Para esse Concerto Europeu ser colocado em prática, a autodeterminação dos povos, as pautas locais, as reformas sociais e os Estados mais fracos eram solapados. O direito à intervenção era quase sagrado. Foi nesse mundo que Kissinger se inspirou e foi essa a lente que ele usou para ver o seu mundo, em sua época. Para Kissinger, o mundo era um grande tabuleiro de xadrez, figura de linguagem até comum quando se fala de política internacional. A diferença é que Kissinger levava essa figura de linguagem como literal.
Em sua Realpolitik anabolizada, Kissinger não via pessoas, via peões, que podiam ser sacrificados ao bel prazer da estratégia do momento que servisse ao seu rei, no caso, os EUA. Se os peões fossem asiáticos ou latino-americanos, então, o sacrifício era feito sem pensar duas vezes. Daí o apoio a golpes de Estado, massacres e boas relações com governos ditatoriais que proliferaram sob a batuta de Kissinger. Um homem que se tornou mais poderoso e influente do que qualquer cargo pode definir.

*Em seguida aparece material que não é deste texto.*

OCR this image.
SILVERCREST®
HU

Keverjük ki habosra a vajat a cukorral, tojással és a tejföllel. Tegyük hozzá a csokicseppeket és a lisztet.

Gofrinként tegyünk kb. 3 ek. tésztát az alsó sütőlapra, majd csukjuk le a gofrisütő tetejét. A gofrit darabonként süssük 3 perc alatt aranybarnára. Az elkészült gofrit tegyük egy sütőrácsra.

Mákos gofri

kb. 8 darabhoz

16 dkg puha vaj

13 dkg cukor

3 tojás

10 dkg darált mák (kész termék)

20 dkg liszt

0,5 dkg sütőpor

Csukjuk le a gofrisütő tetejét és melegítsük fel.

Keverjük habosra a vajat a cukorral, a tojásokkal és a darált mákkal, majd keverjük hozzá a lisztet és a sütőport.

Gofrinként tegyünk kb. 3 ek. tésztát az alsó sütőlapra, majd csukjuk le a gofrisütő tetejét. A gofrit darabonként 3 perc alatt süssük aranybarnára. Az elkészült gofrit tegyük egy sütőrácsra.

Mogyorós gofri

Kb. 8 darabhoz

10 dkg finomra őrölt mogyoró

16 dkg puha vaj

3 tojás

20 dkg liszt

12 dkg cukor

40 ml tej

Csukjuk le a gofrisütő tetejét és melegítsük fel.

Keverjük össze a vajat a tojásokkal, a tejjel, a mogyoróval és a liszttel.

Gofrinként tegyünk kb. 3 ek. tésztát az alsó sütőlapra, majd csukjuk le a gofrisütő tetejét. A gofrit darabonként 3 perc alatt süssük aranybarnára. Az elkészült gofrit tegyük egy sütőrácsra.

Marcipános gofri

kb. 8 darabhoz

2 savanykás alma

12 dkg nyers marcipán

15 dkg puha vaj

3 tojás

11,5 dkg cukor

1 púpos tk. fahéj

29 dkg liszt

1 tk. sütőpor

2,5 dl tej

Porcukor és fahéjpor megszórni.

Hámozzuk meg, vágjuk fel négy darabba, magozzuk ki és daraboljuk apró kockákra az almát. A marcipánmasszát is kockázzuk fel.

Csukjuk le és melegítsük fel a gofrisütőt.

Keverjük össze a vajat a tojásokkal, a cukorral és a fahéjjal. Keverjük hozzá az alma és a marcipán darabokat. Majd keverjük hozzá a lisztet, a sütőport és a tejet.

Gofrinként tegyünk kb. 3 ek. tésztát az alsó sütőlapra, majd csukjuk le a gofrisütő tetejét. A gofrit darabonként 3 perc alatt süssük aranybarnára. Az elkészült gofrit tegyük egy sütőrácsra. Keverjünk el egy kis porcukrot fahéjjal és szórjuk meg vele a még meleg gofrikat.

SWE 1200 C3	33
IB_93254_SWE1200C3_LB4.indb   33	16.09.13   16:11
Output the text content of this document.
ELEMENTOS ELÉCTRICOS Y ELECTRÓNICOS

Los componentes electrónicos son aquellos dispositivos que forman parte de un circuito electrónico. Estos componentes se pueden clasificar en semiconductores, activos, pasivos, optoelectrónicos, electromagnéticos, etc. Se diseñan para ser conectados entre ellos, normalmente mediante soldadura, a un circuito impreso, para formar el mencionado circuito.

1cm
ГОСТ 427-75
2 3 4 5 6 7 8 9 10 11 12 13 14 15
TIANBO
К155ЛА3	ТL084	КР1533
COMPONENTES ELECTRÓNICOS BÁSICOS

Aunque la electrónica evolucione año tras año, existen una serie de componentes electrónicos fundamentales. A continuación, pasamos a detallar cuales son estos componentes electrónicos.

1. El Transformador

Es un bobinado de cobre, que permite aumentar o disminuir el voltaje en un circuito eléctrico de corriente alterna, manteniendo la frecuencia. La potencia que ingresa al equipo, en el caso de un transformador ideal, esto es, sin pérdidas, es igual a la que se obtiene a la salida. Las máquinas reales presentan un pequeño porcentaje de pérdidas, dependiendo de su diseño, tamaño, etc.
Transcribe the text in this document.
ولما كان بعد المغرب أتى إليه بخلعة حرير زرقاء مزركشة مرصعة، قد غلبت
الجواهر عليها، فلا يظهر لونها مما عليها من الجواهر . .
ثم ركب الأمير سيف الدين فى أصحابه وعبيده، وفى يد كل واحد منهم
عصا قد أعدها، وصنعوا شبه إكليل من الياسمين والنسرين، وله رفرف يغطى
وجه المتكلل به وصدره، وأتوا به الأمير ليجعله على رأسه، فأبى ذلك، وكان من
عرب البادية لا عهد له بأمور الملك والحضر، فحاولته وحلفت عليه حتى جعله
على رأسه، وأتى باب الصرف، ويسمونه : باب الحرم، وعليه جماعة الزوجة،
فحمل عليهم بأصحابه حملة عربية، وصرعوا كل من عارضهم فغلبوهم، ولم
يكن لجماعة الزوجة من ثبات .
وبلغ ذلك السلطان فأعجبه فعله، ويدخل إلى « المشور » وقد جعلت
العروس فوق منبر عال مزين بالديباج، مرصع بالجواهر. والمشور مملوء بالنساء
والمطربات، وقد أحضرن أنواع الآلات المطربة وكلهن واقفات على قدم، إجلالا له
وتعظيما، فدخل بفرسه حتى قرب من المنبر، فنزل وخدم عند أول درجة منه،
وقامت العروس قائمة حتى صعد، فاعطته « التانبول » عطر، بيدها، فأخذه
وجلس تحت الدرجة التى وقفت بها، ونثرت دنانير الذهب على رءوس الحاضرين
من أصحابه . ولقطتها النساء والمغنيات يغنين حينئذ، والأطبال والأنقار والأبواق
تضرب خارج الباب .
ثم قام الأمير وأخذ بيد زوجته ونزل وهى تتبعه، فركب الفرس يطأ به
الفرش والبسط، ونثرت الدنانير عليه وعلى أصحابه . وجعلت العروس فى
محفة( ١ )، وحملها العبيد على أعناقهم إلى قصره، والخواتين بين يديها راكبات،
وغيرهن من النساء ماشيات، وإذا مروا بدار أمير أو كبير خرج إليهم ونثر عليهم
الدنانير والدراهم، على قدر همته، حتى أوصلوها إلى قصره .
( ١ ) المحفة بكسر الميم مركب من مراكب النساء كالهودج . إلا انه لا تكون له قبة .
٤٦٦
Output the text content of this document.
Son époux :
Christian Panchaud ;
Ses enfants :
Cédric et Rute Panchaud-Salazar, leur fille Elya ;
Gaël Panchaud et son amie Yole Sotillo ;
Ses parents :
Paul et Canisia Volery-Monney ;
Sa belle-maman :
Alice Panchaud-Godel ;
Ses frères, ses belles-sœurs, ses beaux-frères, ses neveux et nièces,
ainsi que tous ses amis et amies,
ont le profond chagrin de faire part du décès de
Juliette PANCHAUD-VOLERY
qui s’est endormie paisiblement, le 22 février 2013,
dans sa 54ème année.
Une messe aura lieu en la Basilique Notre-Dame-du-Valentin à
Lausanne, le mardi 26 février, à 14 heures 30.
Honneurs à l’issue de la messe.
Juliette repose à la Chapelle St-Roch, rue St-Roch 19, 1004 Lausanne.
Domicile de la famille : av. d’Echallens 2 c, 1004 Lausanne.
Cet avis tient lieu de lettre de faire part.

Kissinger, nascido cidadão alemão, não poderia sequer ser presidente dos EUA, por exemplo. Nunca ocupou cargo eletivo. Oficialmente, foi Conselheiro de Segurança Nacional de 1969 a 1975 e Secretário de Estado de 1973 a 1977. Esses cargos e esses períodos não definem sua influência, que ecoou até recentemente. No último mês de julho, já centenário, Kissinger visitou a China e conversou com Xi Jinping em meio ao estremecer de relações entre as duas potências.
China e intervenções
As relações com a China talvez tenham sido o maior feito da carreira de Kissinger. Em meio à Guerra Fria, Kissinger aproveitou o racha sino-soviético, encontrou-se secretamente com Mao Tsé-tung e costurou o futuro encontro entre ele e o presidente dos EUA, Richard Nixon. Isso abriu caminho para a normalização de relações entre Washington e Pequim, o afastamento de Taipei e a futura admissão da China comunista como a representante chinesa na ONU, incluindo o assento permanente no Conselho de Segurança.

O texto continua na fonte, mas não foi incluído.